Appeals Decided in Criminal Cases and Civil Rights Action by Protesters

By FindLaw Staff on March 02, 2010 | Last updated on March 21, 2019

The Eleventh Circuit decided one civil rights matter and two criminal cases.

Keating v. Miami, No. 09-10939, was an action alleging violations of plaintiffs' First and Fourth Amendment rights during a demonstration held in November 2003 outside the Free Trade Area of the Americas meeting in Miami.  The court of appeals affirmed the denial of summary judgment based on qualified immunity on plaintiffs' First Amendment claims against certain defendants, holding that plaintiffs satisfied the heightened pleading requirement for a 42 U.S.C. section 1983 claim under a supervisory liability theory by alleging a causal connection established by facts that supported an inference that defendants directed subordinate officers to act unlawfully.

However, the court reversed the denial of summary judgment based on qualified immunity on the grounds that the protesters failed to allege that defendant violated their First Amendment rights in his supervisory capacity by failing to stop the subordinate officers from using less than lethal weapons to disperse a crowd of peaceful demonstrators because defendant was merely present, and could not contravene the orders directing such unlawful activity given by the police chief.

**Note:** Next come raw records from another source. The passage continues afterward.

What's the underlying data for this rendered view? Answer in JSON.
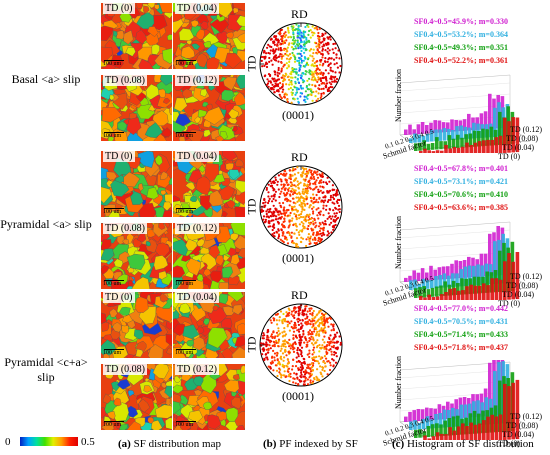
{
  "row_labels": {
    "basal": "Basal <a> slip",
    "pyramidal_a_line1": "Pyramidal <a> slip",
    "pyramidal_ca_line1": "Pyramidal <c+a>",
    "pyramidal_ca_line2": "slip"
  },
  "td_labels": [
    "TD (0)",
    "TD (0.04)",
    "TD (0.08)",
    "TD (0.12)"
  ],
  "scale_bar": "100 um",
  "pole_figure": {
    "top": "RD",
    "left": "TD",
    "bottom": "(0001)"
  },
  "histograms": [
    {
      "lines": [
        {
          "text": "SF0.4~0.5=45.9%; m=0.330",
          "color": "#d020d0"
        },
        {
          "text": "SF0.4~0.5=53.2%; m=0.364",
          "color": "#30b0e0"
        },
        {
          "text": "SF0.4~0.5=49.3%; m=0.351",
          "color": "#10a010"
        },
        {
          "text": "SF0.4~0.5=52.2%; m=0.361",
          "color": "#e01010"
        }
      ]
    },
    {
      "lines": [
        {
          "text": "SF0.4~0.5=67.8%; m=0.401",
          "color": "#d020d0"
        },
        {
          "text": "SF0.4~0.5=73.1%; m=0.421",
          "color": "#30b0e0"
        },
        {
          "text": "SF0.4~0.5=70.6%; m=0.410",
          "color": "#10a010"
        },
        {
          "text": "SF0.4~0.5=63.6%; m=0.385",
          "color": "#e01010"
        }
      ]
    },
    {
      "lines": [
        {
          "text": "SF0.4~0.5=77.0%; m=0.442",
          "color": "#d020d0"
        },
        {
          "text": "SF0.4~0.5=70.5%; m=0.431",
          "color": "#30b0e0"
        },
        {
          "text": "SF0.4~0.5=71.4%; m=0.433",
          "color": "#10a010"
        },
        {
          "text": "SF0.4~0.5=71.8%; m=0.437",
          "color": "#e01010"
        }
      ]
    }
  ],
  "hist_axes": {
    "ylabel": "Number fraction",
    "xlabel": "Schmid factor",
    "xticks": [
      "0.1",
      "0.2",
      "0.3",
      "0.4",
      "0.5"
    ],
    "series_labels": [
      "TD (0.12)",
      "TD (0.08)",
      "TD (0.04)",
      "TD (0)"
    ]
  },
  "colorbar": {
    "min": "0",
    "max": "0.5"
  },
  "captions": {
    "a_letter": "(a)",
    "a_text": " SF distribution map",
    "b_letter": "(b)",
    "b_text": " PF indexed by SF",
    "c_letter": "(c)",
    "c_text": " Histogram of SF distribution"
  }
}
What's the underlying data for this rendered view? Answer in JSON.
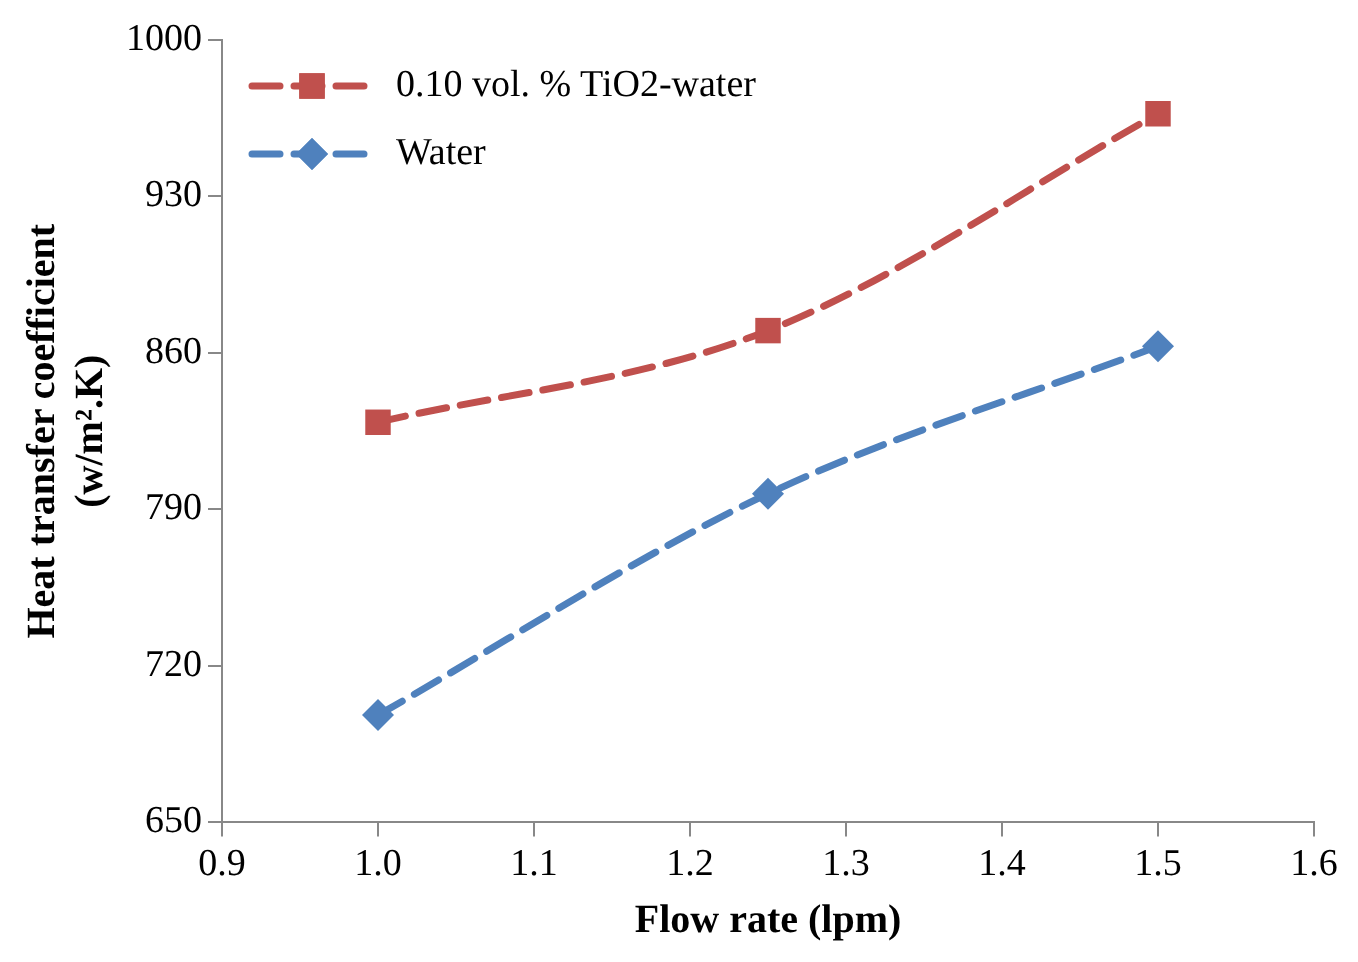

In US v. Culver, No. 07-14708, the court of appeals affirmed defendant's conviction and sentence for production of child pornography, holding that 1) defendant's argument that 18 U.S.C. section 2251(a) was unconstitutional as applied to his conduct was foreclosed by the court's earlier conclusion that Congress had broad authority to regulate both intrastate and interstate child pornography; and 2) the government's incremental need for the drug and stun gun evidence submitted at trial to overcome any potential doubt generated by the victim's inability to remember the events in question, and the overall similarity between the acts depicted on the tape and the events of the date of the offense rendered that evidence highly probative.

Richardson v. Johnson, No. 08-16795, involved a 42 U.S.C. section 1983 action by a prisoner against prison authorities based on an assault against him by another inmate.  The court of appeals affirmed the dismissal of the complaint in part where plaintiff failed to allege how defendants were deliberately indifferent to his medical needs.  However, the court of appeals vacated the dismissal in part on the ground that, as long as the court-appointed agent could locate the prison-guard defendant with reasonable effort, prisoner-litigants who provide enough information to identify the prison-guard defendant had established good cause for Fed. R. Civ. P. 4(m) purposes.